Indiana residents seeking food assistance can apply at Vanderburgh County Division of Family Resources. From first-time or renewal applicants alike, this facility can assist in the application process and speak to one of their representatives by phone or in-person to address any queries about the program or concerns regarding any aspect.

Contrary to welfare programs, the Supplemental Nutrition Assistance Program (SNAP) does not mandate work participation from recipients; however, recipients are expected to actively look for employment and participate in job training and self-help activities. Furthermore, assistance for job seekers through the IMPACT program and case workers who provide help are provided through this program as part of its services.
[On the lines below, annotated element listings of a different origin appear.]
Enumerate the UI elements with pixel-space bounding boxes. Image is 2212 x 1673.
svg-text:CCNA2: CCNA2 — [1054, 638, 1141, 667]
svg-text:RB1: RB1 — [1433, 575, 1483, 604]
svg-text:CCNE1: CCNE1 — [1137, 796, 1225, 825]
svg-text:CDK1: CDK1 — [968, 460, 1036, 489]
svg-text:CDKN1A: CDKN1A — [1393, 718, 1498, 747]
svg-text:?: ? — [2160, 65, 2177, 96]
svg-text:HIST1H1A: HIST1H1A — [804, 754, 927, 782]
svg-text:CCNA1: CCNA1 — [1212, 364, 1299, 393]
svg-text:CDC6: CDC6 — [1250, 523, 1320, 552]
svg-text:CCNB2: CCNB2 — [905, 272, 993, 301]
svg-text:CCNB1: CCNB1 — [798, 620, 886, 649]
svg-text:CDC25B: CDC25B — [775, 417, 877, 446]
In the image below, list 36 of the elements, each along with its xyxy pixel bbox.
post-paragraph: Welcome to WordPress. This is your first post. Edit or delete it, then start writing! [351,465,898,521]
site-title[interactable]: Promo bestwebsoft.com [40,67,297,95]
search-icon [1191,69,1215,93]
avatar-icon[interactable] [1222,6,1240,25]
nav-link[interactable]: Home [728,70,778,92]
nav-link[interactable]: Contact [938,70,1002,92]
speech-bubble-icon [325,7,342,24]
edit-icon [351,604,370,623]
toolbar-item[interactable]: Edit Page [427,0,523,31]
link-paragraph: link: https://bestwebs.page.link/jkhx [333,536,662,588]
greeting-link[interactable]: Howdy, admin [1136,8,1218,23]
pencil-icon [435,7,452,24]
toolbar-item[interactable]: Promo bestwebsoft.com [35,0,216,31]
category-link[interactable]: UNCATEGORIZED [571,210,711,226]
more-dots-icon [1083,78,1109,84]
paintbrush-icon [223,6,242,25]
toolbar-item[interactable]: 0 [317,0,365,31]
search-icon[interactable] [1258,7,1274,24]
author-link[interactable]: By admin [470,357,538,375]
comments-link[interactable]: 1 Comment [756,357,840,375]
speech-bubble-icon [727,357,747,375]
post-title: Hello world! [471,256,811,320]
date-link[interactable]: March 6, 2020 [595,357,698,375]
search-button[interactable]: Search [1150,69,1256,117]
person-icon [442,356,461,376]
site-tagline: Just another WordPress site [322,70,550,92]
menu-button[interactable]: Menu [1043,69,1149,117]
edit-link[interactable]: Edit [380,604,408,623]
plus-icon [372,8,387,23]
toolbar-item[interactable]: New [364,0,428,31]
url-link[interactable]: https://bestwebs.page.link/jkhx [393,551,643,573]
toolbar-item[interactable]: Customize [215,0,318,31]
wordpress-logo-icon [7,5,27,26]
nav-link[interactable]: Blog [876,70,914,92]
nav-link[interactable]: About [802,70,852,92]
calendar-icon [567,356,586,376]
Indiana provides several avenues for food assistance for your family, including the Supplemental Nutrition Assistance Program (SNAP), which offers benefit cards used at participating vendors across the state to purchase nutritious food – even Evansville Farmer’s Market accepts this card! In addition, food stamp program enrollees also enjoy health coaching, education opportunities, and the possibility of finding employment through the food stamps program.

Applying for food stamps requires meeting income eligibility requirements, which vary by state but generally follow national guidelines. Household size also plays a significant role in eligibility rules; typically, this refers to all members living together who share expenses like families or roommates.

To determine your eligibility for food stamps, contact or visit your local Division of Family Resources office using either the Retailer Locator tool or their office directly. At your appointment, you will need several documents, including proof of identity and household income; any changes should also be reported immediately, including changes in income, rent savings accounts, or child support agreements.